İşletmelerin satılan mal ve hizmet maliyetinin kayıtlara zamanında intikal ettirmesi geçici vergi matrahının ve bu matraha bağlı olarak oluşacak dönemsel kâr veya zararın doğru beyan edilmesi açısından da oldukça önemlidir.

Ancak faturanın ait olduğu aydan sonra ya da faturanın ilgili olduğu dönem KDV beyanının tahakkuk ettirilmesinden sonra işletmeye ulaşması halinde KDV Kanunu gereğince ilgili faturanın işletmeye geldiği tarihte söz konusu tebliğ uyarınca mücbir sebep sayılarak kaydı yapılacaktır.

Bu durumda, inceleme ya da ihtilaf halinde; VUK 352'nci maddesi gereğince usulsüzlük cezasına muhatap olunacağı da akıllardan çıkarılmamalıdır.

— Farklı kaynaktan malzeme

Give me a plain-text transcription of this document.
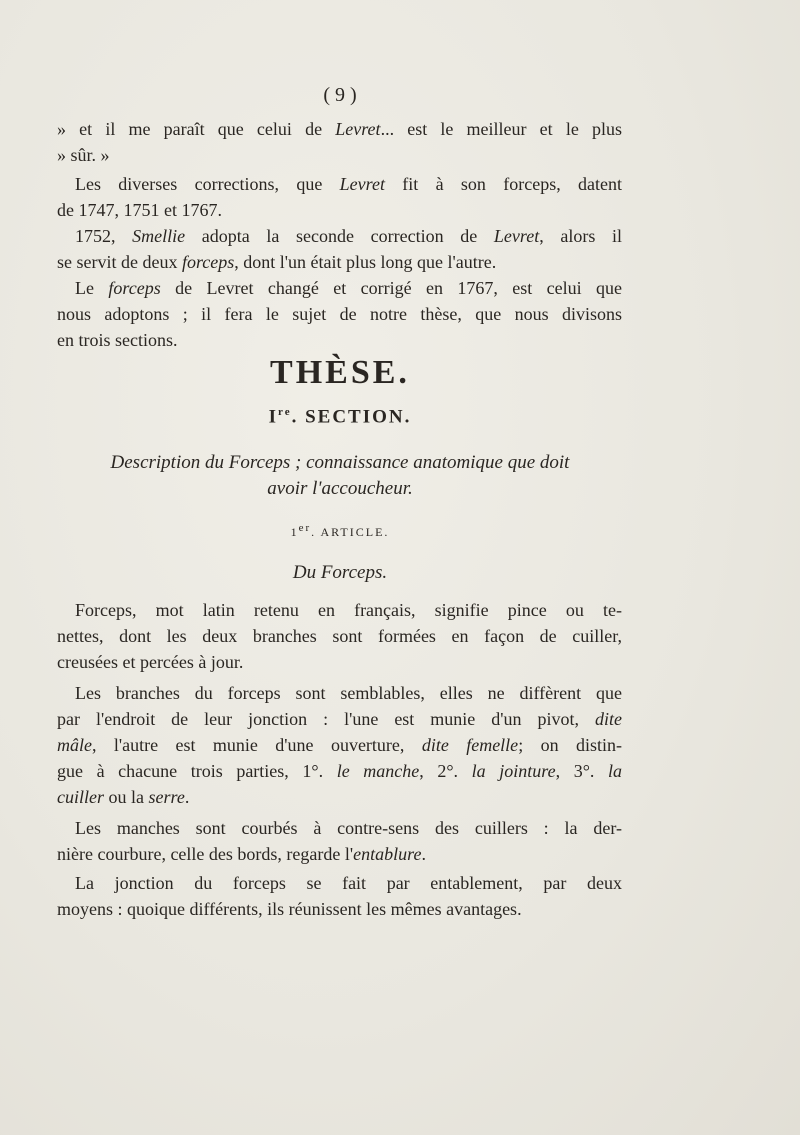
( 9 )
» et il me paraît que celui de Levret... est le meilleur et le plus
» sûr. »
Les diverses corrections, que Levret fit à son forceps, datent
de 1747, 1751 et 1767.
1752, Smellie adopta la seconde correction de Levret, alors il
se servit de deux forceps, dont l'un était plus long que l'autre.
Le forceps de Levret changé et corrigé en 1767, est celui que
nous adoptons ; il fera le sujet de notre thèse, que nous divisons
en trois sections.
THÈSE.
Ire. SECTION.
Description du Forceps ; connaissance anatomique que doit
avoir l'accoucheur.
1er. ARTICLE.
Du Forceps.
Forceps, mot latin retenu en français, signifie pince ou te-
nettes, dont les deux branches sont formées en façon de cuiller,
creusées et percées à jour.
Les branches du forceps sont semblables, elles ne diffèrent que
par l'endroit de leur jonction : l'une est munie d'un pivot, dite
mâle, l'autre est munie d'une ouverture, dite femelle; on distin-
gue à chacune trois parties, 1°. le manche, 2°. la jointure, 3°. la
cuiller ou la serre.
Les manches sont courbés à contre-sens des cuillers : la der-
nière courbure, celle des bords, regarde l'entablure.
La jonction du forceps se fait par entablement, par deux
moyens : quoique différents, ils réunissent les mêmes avantages.
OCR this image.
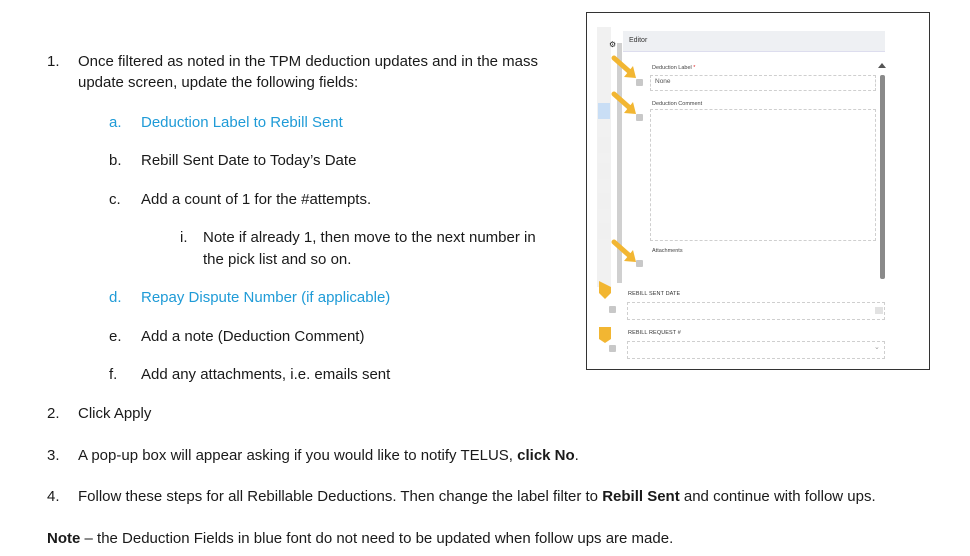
1. Once filtered as noted in the TPM deduction updates and in the mass
update screen, update the following fields:
a. Deduction Label to Rebill Sent
b. Rebill Sent Date to Today’s Date
c. Add a count of 1 for the #attempts.
i. Note if already 1, then move to the next number in
the pick list and so on.
d. Repay Dispute Number (if applicable)
e. Add a note (Deduction Comment)
f. Add any attachments, i.e. emails sent
2. Click Apply
3. A pop-up box will appear asking if you would like to notify TELUS, click No.
4. Follow these steps for all Rebillable Deductions. Then change the label filter to Rebill Sent and continue with follow ups.
Note – the Deduction Fields in blue font do not need to be updated when follow ups are made.
⚙ Editor
Deduction Label *
None
Deduction Comment
Attachments
REBILL SENT DATE
REBILL REQUEST #
⌄
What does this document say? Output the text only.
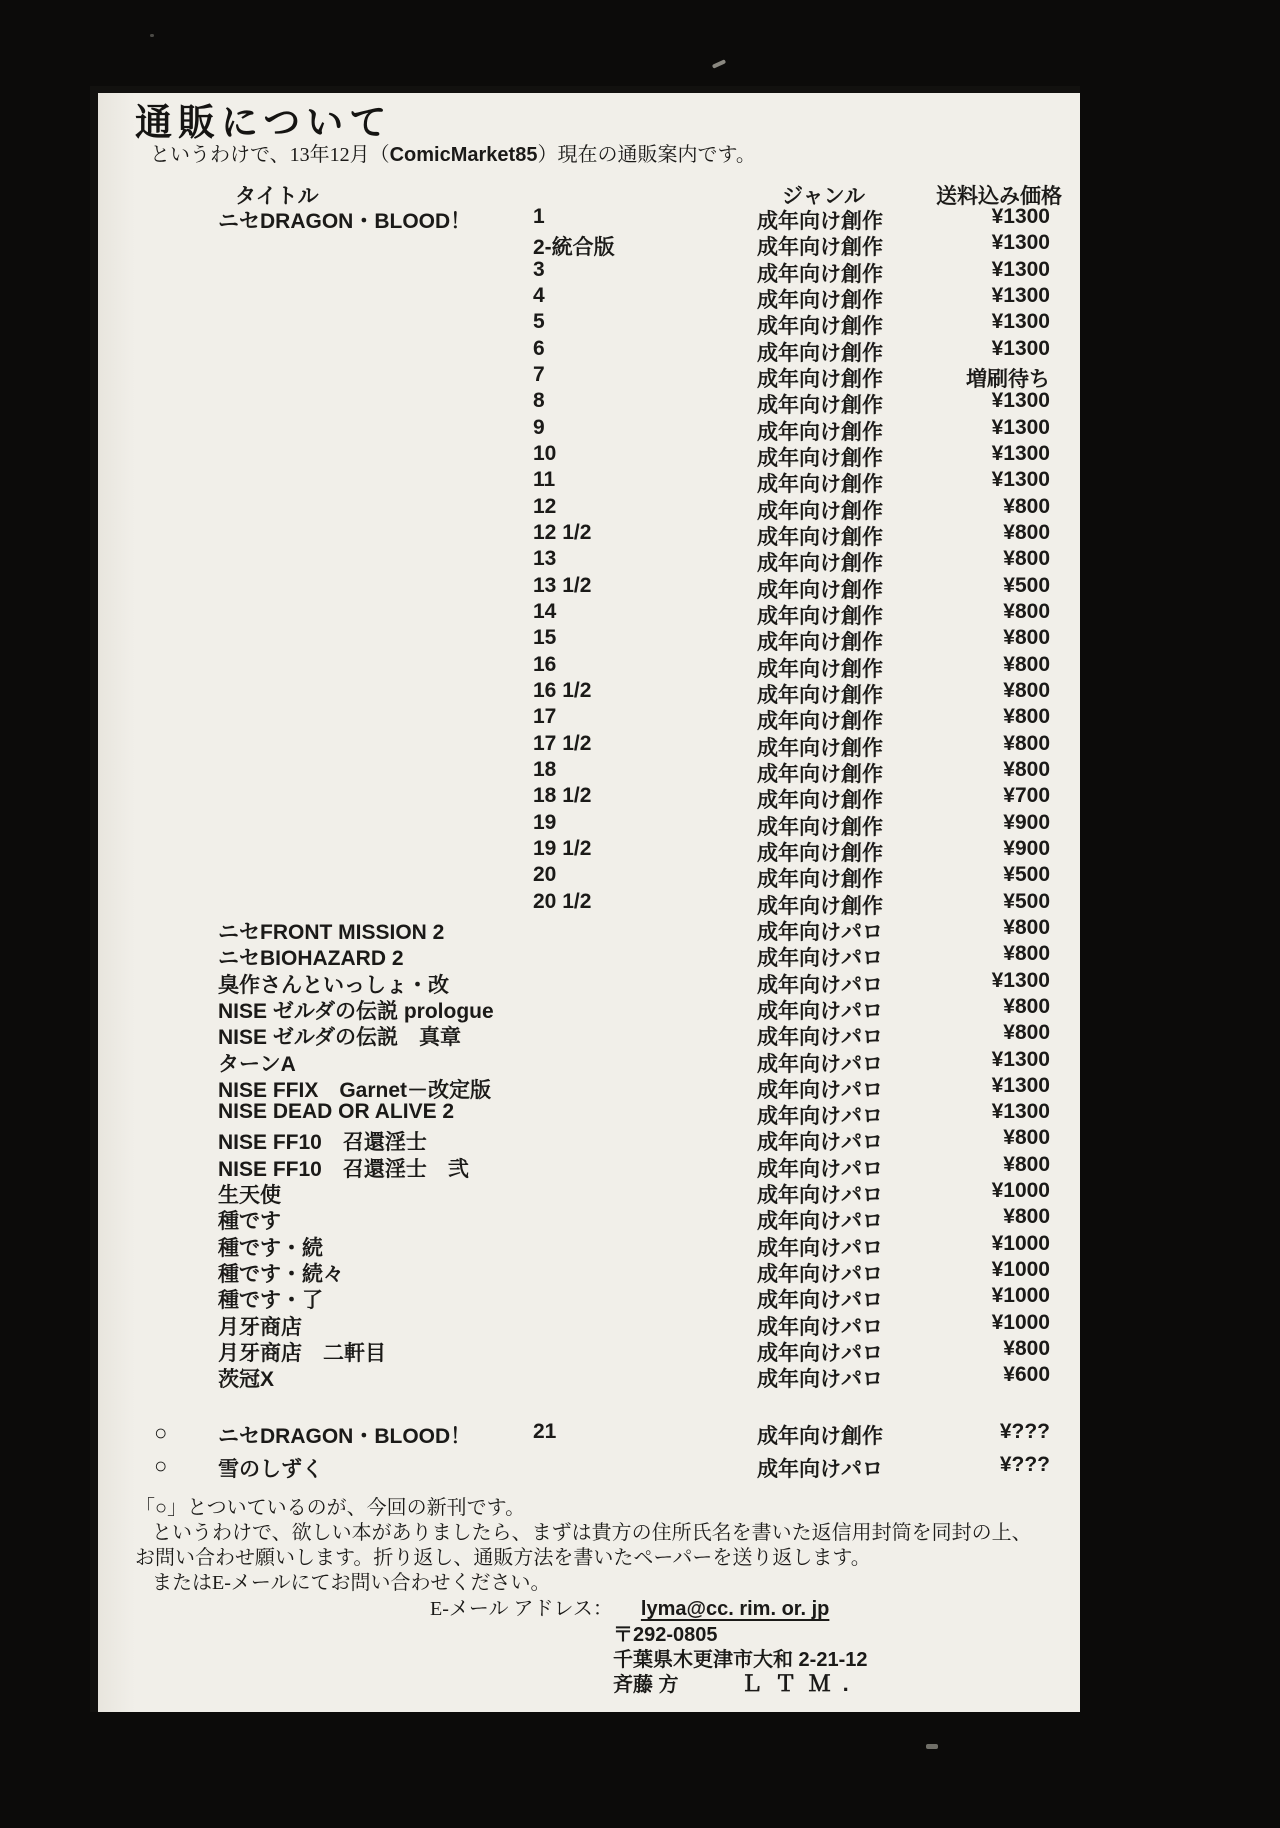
通販について

というわけで、13年12月（ComicMarket85）現在の通販案内です。

タイトル	ジャンル	送料込み価格
ニセDRAGON・BLOOD！	1	成年向け創作	¥1300
2-統合版	成年向け創作	¥1300
3	成年向け創作	¥1300
4	成年向け創作	¥1300
5	成年向け創作	¥1300
6	成年向け創作	¥1300
7	成年向け創作	増刷待ち
8	成年向け創作	¥1300
9	成年向け創作	¥1300
10	成年向け創作	¥1300
11	成年向け創作	¥1300
12	成年向け創作	¥800
12 1/2	成年向け創作	¥800
13	成年向け創作	¥800
13 1/2	成年向け創作	¥500
14	成年向け創作	¥800
15	成年向け創作	¥800
16	成年向け創作	¥800
16 1/2	成年向け創作	¥800
17	成年向け創作	¥800
17 1/2	成年向け創作	¥800
18	成年向け創作	¥800
18 1/2	成年向け創作	¥700
19	成年向け創作	¥900
19 1/2	成年向け創作	¥900
20	成年向け創作	¥500
20 1/2	成年向け創作	¥500
ニセFRONT MISSION 2	成年向けパロ	¥800
ニセBIOHAZARD 2	成年向けパロ	¥800
臭作さんといっしょ・改	成年向けパロ	¥1300
NISE ゼルダの伝説 prologue	成年向けパロ	¥800
NISE ゼルダの伝説　真章	成年向けパロ	¥800
ターンA	成年向けパロ	¥1300
NISE FFIX　Garnet－改定版	成年向けパロ	¥1300
NISE DEAD OR ALIVE 2	成年向けパロ	¥1300
NISE FF10　召還淫士	成年向けパロ	¥800
NISE FF10　召還淫士　弐	成年向けパロ	¥800
生天使	成年向けパロ	¥1000
種です	成年向けパロ	¥800
種です・続	成年向けパロ	¥1000
種です・続々	成年向けパロ	¥1000
種です・了	成年向けパロ	¥1000
月牙商店	成年向けパロ	¥1000
月牙商店　二軒目	成年向けパロ	¥800
茨冠X	成年向けパロ	¥600
○ ニセDRAGON・BLOOD！	21	成年向け創作	¥???
○ 雪のしずく	成年向けパロ	¥???

「○」とついているのが、今回の新刊です。

というわけで、欲しい本がありましたら、まずは貴方の住所氏名を書いた返信用封筒を同封の上、

お問い合わせ願いします。折り返し、通販方法を書いたペーパーを送り返します。

またはE-メールにてお問い合わせください。

E-メール アドレス： lyma@cc. rim. or. jp

〒292-0805

千葉県木更津市大和 2-21-12

斉藤 方	ＬＴＭ.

Tebliğde de açıkça ifade edildiği üzere aralık dönemine ait KDV beyannamesi tahakkuk ettikten sonra işletmeye gelen fatura ve benzeri evrakların kayıtlara alınması kural olarak mümkün olmamakla birlikte indirim konusu meblağın yüksek tutarlarda olması halinde ilgili döneme ait beyannamenin yeniden düzenlenerek (meslek camiamızda düzeltme beyanı olarak adlandırılmakta olan beyanname) vergi dairesi tarafından tahakkuk ettirilmesi uygun olabilir. Böyle bir durumda ilgili dönem kayıtlarının; idare tarafından incelemeye alınacağı da unutulmamalıdır.